Le déclic arrive le 1er décembre : Benoît Hamon est à Toulouse pour une réunion avec des étudiants de Sciences-Po. C’est la première fois qu’il remplit une salle : ils sont pas loin de 500. Au même moment, le président de la République annonce son forfait à la présidentielle et change la donne : le match annoncé entre Montebourg et Hollande tombe à l’eau. Le 8 décembre sur France 2, Benoît Hamon est l’invité de l’Emission politique. Le candidat déroule son programme. Pas de grande envolée. De la pédagogie. Le lendemain, son site internet explose. Son téléphone portable aussi. Nadjet Boubekeur : «Toute l’équipe a été bluffée par sa prestation.» Barbara Romagnan : «Ce soir-là, devant plus d’un million de personnes, il a réussi à donner envie aux gens de le suivre.» La semaine d’après, ça se répercute. Lors de son premier meeting parisien, le gymnase Japy déborde. L’alignement des planètes en trois semaines. Ses adversaires s’inquiètent du décollage. Le second tour ne fait plus partie des songes.

«Pas le coup d’un soir»

Benoît Hamon est tout de même surpris de la vitesse de l’emballement. Juanico l’admet : «On espérait prendre de la place en janvier. Décembre, c’était un peu trop tôt pour nous. Car, après ça, on devait tenir sur la distance. Mais la bonne chose, c’est qu’on s’est invités chez les Français durant les fêtes de Noël.» Restent les trois débats télé. Le candidat est sous pression. Contrairement à Montebourg et à Valls, il ne connaît pas cet exercice. Il part trois jours sur ses terres, en Bretagne. Les fêtes en famille et des centaines de fiches. Il révise. Le député revient début janvier à Paris. Il est (déjà) fatigué, un peu malade et le stress monte. Le premier débat arrive : ça passe. Le lendemain, on embarque dans le train avec lui pour un meeting à Marseille. Posé dans le wagon-bar, il guette son téléphone. Les retours sont tous positifs. Sauf celui de sa mère. Elle lui demande de «mieux se tenir» derrière le pupitre. Il prend ça pour un compliment.
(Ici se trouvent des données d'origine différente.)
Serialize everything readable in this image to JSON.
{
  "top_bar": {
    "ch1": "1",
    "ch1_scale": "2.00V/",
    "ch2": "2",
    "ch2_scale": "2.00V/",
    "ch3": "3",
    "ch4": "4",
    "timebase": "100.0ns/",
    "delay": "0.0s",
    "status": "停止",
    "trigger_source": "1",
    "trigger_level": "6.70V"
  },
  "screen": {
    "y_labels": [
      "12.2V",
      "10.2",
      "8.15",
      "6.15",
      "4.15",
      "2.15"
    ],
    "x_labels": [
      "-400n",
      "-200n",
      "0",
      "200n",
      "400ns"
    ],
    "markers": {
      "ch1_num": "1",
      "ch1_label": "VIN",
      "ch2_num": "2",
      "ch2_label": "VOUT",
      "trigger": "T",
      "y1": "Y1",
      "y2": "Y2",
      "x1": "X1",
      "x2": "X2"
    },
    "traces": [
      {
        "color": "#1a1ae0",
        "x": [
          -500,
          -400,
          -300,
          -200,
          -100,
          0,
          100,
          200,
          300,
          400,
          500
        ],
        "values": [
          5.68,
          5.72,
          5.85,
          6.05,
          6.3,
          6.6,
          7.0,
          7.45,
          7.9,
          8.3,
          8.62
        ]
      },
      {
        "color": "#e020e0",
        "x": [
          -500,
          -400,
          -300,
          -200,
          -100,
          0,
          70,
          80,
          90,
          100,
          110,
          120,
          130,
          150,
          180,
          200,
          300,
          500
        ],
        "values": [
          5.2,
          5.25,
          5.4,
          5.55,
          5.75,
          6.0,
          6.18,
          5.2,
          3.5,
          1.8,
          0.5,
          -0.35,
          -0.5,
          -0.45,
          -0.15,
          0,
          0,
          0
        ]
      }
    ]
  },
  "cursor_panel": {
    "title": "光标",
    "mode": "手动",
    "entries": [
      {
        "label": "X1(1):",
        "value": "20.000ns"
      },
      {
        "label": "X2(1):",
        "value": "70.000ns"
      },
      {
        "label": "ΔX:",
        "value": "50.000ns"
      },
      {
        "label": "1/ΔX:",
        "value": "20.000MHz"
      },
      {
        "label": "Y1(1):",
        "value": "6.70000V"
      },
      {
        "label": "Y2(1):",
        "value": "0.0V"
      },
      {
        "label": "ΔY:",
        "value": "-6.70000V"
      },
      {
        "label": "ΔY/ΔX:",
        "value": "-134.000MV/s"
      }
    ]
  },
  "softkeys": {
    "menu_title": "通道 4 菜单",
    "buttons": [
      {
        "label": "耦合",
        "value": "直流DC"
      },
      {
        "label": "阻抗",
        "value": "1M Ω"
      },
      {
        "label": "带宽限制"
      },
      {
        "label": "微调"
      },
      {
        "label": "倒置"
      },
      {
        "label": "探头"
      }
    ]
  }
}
Les ambitions changent. Désormais, le candidat vise la victoire finale. Il nous prévient : «Je ne suis pas le coup d’un soir.» Benoît Hamon sort plus fort après trois débats. Il remplit des salles pleines de jeunes. Le pari est gagné. Le challenger arrive en tête au premier tour et enfile le costume de grand favori. Entre les deux tours, il reçoit le soutien de Montebourg, d’Aubry. Les proches de son adversaire, Manuel Valls, mettent des coups sous la ceinture. Mais rien n’y fait. Benoît Hamon passe sans encombre le débat face à l’ancien Premier ministre. Son équipe ne s’est même pas inquiétée. Dans les esprits, le match est déjà gagné. Dès vendredi, les proches du candidat organisent «l’après» en coulisse.
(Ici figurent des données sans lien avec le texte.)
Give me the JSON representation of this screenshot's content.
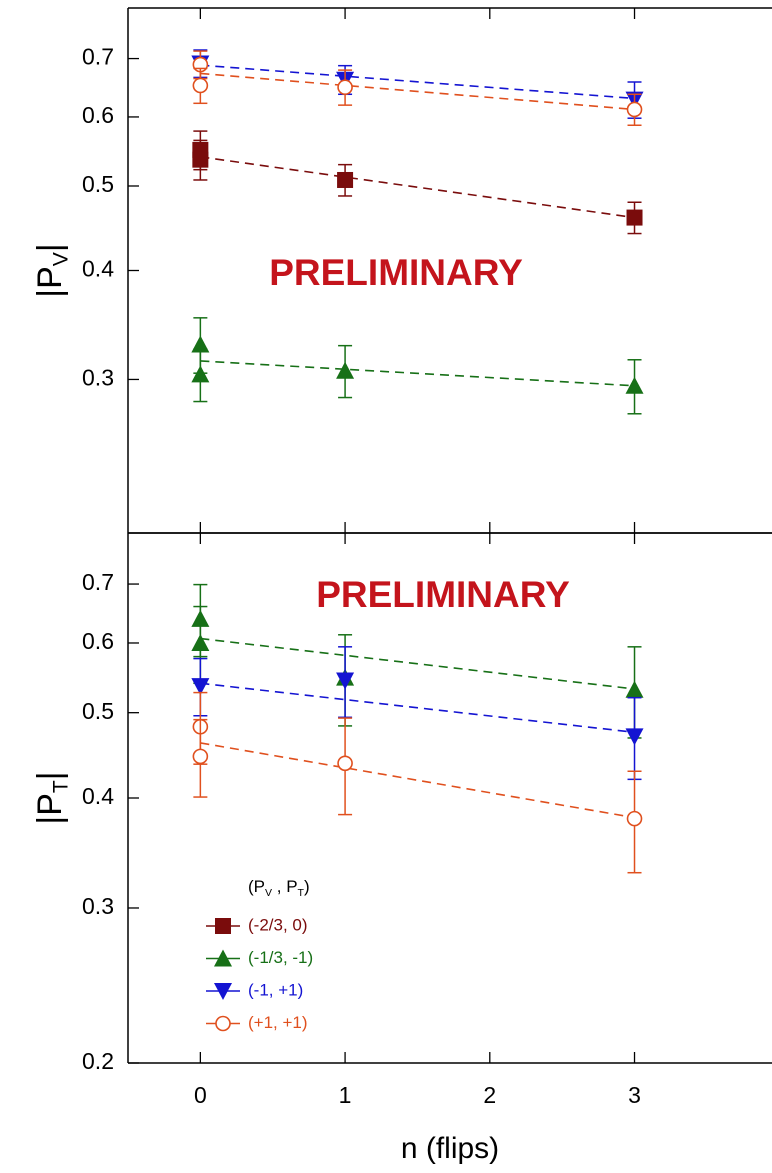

Au sein de l’équipe de Hamon, lorsqu’on fait le bilan, un détail revient : son évolution. Son conseiller, Franck Chaumont, dit : «Je connais très bien Benoît. Et ces derniers mois, il m’a étonné. Son niveau a grimpé chaque jour un peu plus.» Reste à savoir jusqu’où. La nouvelle aventure qui débute s’annonce encore plus exigeante.